PortAudio appears for a split second in the jack connection dialog, and
disappears. Some of you told me 64studio was preconfigured for
low-latency
audio out of the "box" and all the apps
were tuned to the distro, but it
doesn't seem to work that way for me.
Anyone know an up-to-date guide to low-latency audio on Debian or Linux?
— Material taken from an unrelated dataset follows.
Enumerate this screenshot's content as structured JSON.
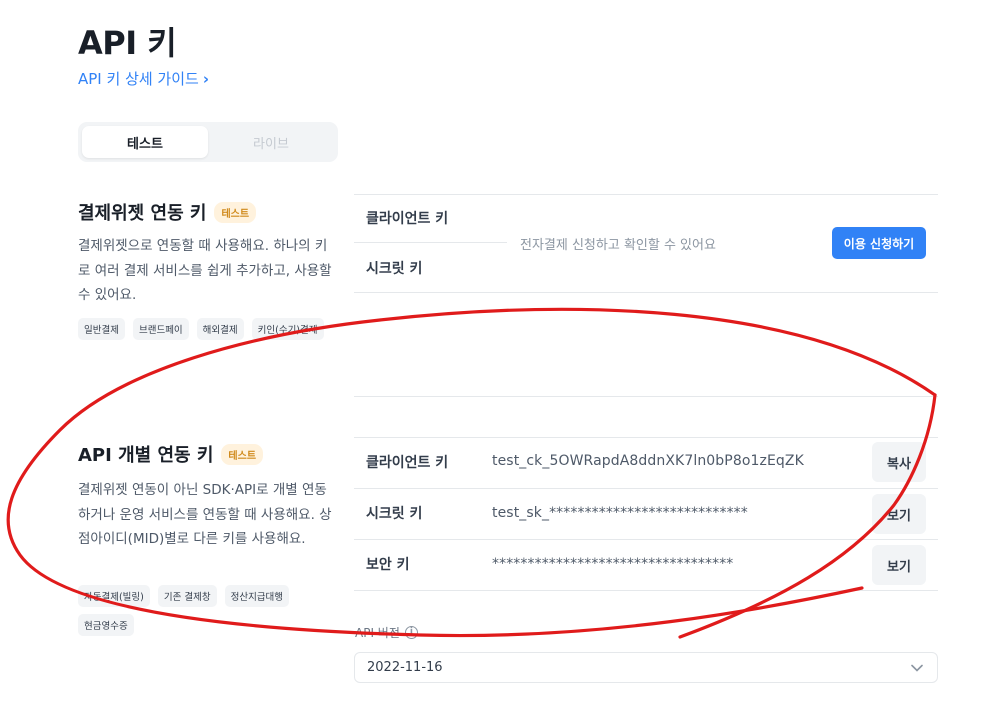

There's still a lot of info out there that is obsolete, so I'm wary of
Google.
Just a note: I have been trying for several years to get low-latency
audio
working right on Linux. This is a new machine,
though, as of November
06,
and I had to wait 7 months for my audio card and
wireless (still not
working
right) to be nominally supported, so I
haven't tried much for about 6
months. I'm still amazed at how everything just seems to work without
tweaking for some folks, and I'm wondering if there's something
fundamental
I'm just not doing. My problems have baffled
some of the very
developers
who created drivers specifically for the hardware
I have. What could be
wrong?
-Chuckk
I also had problems for ages getting my soundcard to work. After a
long time i found a good solution. I bought a decent soundcard. Got
cardbus on the laptop? grab an echo cardbus thing. They are cheap on
ebay in the USA. I got my Gina3g from the USA for 200 USD. Pretty damn
cheap compared to a new guitar or bass. If you have firewire you can
try that too after looking what cards work. The cardbus is easier
though.
Thanks Loki. My soundcard works though. The wireless does not, but I'm
just posting here to find out how to improve my audio performance.